Until the 1990s, the workshop was in full swing. But in 1994, in the middle of the crisis, Jacques Midavaine died. His daughter Anne, a dental surgeon at the time, left her job to join the family business. After her father’s death, Anne Midavaine began to relaunch the business and won contracts with exceptional companies. In this workshop, which has been the beating heart of her family for three generations, Anne Midavaine manages – with a masterful hand! – and creates. “I received from my parents the spirit of entrepreneurship” she confides to Signatures Singulières Magazine. Every day, she imagines and renews creative proposals to be copied and never equaled.
A true conductor of the workshop, Anne Midavaine interacts directly with the decorators to define the direction of the work ordered. At the beginning of her career, Christian Gallion opened the doors to Chanel, who was setting up a jewelry boutique on Place Vendôme. Other great decorators such as Alberto Pinto, Pierre-Yves Rochon, and Juan Pablo Molyneux are the new clients of the Anne Midavaine Paris workshop and bring the House’s lacquer decorations into apartments in France and abroad. The majestic animal representations seduce. While some motifs have a contemporary approach, others are part of a renewed Chinese or Japanese style. A French signature that hits the mark with customers in the Middle East, but also in Asia and Russia.
Unique pieces are made for individuals, but also for beautiful houses like Cartier (met at the first edition of the Revelations show) with whom the Anne Midavaine workshop has collaborated for several years. In 2019, the famous jeweler commissioned the Anne Midavaine Paris art studio to create a lacquer, mother-of-pearl, and gold panel for its Copenhagen boutique. Since then, she has designed majestic panthers for the brand’s boutiques all over the world, including Changdu, Tokyo, Sydney, Singapore, New York, and Dubai.

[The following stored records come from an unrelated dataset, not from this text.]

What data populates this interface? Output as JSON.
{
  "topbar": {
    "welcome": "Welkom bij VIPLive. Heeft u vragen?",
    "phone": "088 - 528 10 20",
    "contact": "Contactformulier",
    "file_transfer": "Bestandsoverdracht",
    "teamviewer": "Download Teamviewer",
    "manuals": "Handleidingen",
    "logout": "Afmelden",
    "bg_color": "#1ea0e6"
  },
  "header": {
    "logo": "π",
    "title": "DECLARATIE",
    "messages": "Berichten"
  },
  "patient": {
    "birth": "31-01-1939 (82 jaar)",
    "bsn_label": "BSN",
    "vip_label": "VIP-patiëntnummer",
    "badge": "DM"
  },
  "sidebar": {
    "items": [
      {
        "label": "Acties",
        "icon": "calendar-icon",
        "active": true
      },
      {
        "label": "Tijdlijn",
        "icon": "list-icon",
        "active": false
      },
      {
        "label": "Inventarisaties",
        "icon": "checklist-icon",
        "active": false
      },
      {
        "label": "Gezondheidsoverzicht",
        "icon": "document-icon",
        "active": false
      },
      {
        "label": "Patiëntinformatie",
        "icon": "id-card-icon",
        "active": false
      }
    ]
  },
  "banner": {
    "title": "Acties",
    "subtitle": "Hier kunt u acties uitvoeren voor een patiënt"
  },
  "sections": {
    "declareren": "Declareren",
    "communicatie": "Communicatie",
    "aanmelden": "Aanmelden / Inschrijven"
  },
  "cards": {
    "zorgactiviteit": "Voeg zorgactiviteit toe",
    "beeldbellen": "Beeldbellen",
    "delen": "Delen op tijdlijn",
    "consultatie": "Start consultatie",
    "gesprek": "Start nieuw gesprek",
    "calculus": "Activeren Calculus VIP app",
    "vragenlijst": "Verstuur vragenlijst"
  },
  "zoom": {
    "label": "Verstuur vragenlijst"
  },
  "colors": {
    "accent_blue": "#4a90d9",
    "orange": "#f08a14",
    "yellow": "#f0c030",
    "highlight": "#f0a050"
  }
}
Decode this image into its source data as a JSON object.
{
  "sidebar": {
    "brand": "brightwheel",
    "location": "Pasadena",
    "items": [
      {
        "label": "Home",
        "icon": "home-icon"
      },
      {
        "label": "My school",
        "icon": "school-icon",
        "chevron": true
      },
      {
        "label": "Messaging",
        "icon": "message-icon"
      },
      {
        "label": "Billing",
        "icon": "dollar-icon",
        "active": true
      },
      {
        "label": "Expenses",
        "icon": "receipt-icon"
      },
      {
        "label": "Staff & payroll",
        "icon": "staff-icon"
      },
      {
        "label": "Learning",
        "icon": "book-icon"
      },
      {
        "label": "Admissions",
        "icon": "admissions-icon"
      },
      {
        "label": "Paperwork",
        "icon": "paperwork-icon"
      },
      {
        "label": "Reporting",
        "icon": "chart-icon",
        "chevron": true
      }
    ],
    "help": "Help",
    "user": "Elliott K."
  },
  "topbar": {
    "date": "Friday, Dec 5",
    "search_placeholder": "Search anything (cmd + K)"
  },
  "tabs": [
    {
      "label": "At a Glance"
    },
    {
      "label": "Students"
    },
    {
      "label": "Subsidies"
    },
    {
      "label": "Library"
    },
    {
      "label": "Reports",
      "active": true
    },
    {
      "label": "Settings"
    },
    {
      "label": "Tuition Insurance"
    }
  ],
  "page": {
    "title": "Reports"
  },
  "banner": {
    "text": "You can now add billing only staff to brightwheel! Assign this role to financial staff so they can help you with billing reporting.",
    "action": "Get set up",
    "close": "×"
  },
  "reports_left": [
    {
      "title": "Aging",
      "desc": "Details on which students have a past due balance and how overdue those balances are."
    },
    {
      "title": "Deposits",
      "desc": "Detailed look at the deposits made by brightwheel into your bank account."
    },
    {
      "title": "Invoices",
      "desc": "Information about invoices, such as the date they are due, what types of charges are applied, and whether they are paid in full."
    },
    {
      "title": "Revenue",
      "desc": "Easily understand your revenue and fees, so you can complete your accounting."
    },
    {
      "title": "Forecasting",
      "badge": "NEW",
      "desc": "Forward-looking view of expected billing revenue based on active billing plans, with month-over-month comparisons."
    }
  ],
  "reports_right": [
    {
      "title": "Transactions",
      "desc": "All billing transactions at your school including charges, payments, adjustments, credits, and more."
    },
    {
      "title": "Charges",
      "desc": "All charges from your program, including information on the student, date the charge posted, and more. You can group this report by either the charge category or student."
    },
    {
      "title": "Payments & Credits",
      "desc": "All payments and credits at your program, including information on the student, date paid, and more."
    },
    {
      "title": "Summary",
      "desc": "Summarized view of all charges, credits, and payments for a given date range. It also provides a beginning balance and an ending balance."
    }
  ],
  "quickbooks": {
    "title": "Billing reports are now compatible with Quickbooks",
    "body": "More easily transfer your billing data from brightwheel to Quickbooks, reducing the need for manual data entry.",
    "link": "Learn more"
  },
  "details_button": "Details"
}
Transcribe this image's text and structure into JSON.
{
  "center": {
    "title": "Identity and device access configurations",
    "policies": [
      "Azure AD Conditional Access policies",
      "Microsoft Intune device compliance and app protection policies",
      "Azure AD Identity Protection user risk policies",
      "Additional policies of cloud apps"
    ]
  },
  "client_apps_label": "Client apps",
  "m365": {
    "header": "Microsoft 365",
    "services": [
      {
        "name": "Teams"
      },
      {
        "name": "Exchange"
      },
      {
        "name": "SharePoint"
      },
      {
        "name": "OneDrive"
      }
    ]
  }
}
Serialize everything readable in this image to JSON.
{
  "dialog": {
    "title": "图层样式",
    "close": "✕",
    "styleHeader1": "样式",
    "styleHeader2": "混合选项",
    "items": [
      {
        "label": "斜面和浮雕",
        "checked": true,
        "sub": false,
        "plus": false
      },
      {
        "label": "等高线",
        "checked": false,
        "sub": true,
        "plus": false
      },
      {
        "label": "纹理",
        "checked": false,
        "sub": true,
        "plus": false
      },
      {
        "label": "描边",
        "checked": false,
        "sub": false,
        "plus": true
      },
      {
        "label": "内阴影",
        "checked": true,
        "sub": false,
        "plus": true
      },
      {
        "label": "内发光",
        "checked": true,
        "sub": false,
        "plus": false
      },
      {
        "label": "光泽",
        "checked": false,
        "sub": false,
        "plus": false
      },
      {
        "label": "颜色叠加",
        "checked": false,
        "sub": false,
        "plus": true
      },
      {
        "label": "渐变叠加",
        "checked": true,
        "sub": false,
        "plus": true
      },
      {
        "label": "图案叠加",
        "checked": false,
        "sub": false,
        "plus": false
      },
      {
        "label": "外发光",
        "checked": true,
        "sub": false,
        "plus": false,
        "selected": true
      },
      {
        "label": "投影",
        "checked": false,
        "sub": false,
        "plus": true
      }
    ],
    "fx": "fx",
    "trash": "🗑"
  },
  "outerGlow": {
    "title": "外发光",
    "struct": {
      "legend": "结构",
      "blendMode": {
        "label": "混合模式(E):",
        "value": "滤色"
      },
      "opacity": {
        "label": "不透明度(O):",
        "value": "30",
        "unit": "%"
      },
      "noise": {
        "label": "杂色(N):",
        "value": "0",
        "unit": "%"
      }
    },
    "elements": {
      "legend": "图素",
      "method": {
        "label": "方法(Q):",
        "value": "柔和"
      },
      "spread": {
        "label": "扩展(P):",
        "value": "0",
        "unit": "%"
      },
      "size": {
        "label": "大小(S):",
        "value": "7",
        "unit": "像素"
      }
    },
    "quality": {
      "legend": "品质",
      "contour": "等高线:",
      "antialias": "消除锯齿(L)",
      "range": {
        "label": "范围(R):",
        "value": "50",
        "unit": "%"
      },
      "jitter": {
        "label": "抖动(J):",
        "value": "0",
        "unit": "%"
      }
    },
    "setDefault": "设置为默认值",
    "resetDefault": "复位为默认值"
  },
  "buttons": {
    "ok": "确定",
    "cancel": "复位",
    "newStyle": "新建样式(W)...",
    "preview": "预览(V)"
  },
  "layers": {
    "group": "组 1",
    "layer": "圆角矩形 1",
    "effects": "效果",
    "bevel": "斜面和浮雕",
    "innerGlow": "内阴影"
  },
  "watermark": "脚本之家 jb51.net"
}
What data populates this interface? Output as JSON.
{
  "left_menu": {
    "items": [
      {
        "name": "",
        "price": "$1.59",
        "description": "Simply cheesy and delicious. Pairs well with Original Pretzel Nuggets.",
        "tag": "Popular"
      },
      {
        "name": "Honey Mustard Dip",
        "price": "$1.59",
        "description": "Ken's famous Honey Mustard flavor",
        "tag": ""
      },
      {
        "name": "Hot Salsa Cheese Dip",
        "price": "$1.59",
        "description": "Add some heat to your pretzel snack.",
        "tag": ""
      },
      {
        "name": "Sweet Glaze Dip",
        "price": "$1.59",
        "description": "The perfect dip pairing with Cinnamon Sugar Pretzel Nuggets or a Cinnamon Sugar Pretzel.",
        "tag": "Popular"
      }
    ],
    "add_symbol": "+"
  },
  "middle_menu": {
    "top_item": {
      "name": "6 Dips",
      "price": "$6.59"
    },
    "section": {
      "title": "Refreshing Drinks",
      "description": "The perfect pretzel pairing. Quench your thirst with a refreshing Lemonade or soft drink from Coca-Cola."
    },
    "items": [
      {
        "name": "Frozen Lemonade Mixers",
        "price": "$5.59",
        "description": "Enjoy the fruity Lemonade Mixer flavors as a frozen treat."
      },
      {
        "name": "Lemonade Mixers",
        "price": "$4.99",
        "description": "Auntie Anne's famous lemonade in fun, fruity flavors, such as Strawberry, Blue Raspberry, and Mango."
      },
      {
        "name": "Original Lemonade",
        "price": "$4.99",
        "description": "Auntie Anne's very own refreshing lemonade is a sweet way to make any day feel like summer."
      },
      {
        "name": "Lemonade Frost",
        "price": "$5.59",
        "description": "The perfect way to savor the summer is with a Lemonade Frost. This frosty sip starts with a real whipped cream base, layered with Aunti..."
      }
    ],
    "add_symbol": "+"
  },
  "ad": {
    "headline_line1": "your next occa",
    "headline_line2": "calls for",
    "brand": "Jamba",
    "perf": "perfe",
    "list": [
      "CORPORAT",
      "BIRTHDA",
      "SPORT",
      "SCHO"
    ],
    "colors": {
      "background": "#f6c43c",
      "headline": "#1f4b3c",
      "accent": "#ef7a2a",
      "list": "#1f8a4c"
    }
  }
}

Coming from China and Japan, lacquer arrived in France in the 18th century. Since then, its technique has continued to evolve and improve. The vegetable resin has been replaced by cellulose lacquers – the specificity of the Midavaine Paris workshop -, polyurethane, and water-soluble. A perfectly mastered technique, so well that today Asians call upon Western art craftsmen to make lacquer decorations. Lacquering is a demanding and multi-faceted profession in which one must master drawing to perfection. The lacquerer must also know how to apply the coating – and know the secrets of the rabbit skin glue with which it is made – and make decorations in gold leaf and powder, silver, mother of pearl, and eggshell. In her workshop, Anne Midavaine has chosen to rely on the hands of highly qualified artists trained by the Boulles and Olivier de Serres schools to create her unique pieces. To create a lacquer decoration, you need talent, but also a lot of work. And the work pays off! In 2005, the Anne Midavaine workshop was awarded the Entreprise du Patrimoine Vivant (Living Heritage Company) label. A work praised by Signatures Singulières Magazine.